Прошка всерьез обиделся:

– Плотник, плотник… Что вы меня топором-то моим попрекаете? Так я в стружках с опилками не заваляюсь. Вижу, что никто здесь не верит мне. Тогда слушайте – я спою вам. Спою по-англицки.

Наш клипер взлетал на крутую волну,
А мачты его протыкали луну.
Эй, блоу, бойз-блоу, бойз-блоу.
На клотик подняли зажженный фонарь:
Спасите! Мы съели последний сухарь.
Эй, блоу, бойз-блоу, бойз-блоу.
В твиндеках воды по колено у нас.
Молитесь! Приходит последний наш час.
Эй, блоу, бойз-блоу, бойз-блоу…

– Этот парень не врет, – сказал Федор Ушаков.

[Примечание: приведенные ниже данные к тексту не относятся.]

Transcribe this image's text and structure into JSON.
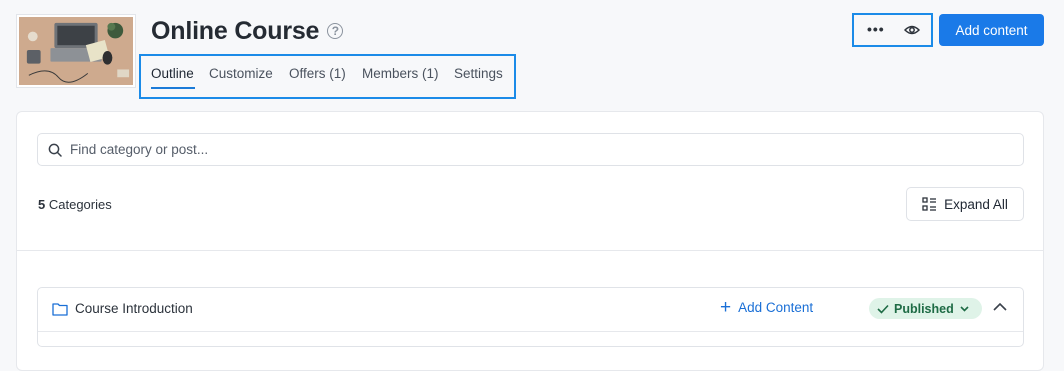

Расходились из гостей поздно. Радищева поджидали у ворот санки с кучером и лакеем на запятках. Он отъехал, помахав ручкой. Ушаков проводил его долгим взором:

– Пажи богаты, на флоте таких не видать. Это мы идем на моря, сермяжные да лапотные, единой репой сытые…

На невской набережной устроили расставание.

– Свидимся ли еще? – взгрустнул Прошка.

– На морях люди чаще, чем на земле, встречаются…

Вприпрыжку парень пустился через Неву, навстречу огням адмиралтейских мазанок, где веет чудесное тепло от печурок, где сохнут онучи, где над кадушкой с квасом до утра будут шуршать тараканы.

Эх, до чего же хорошо живется на белом свете!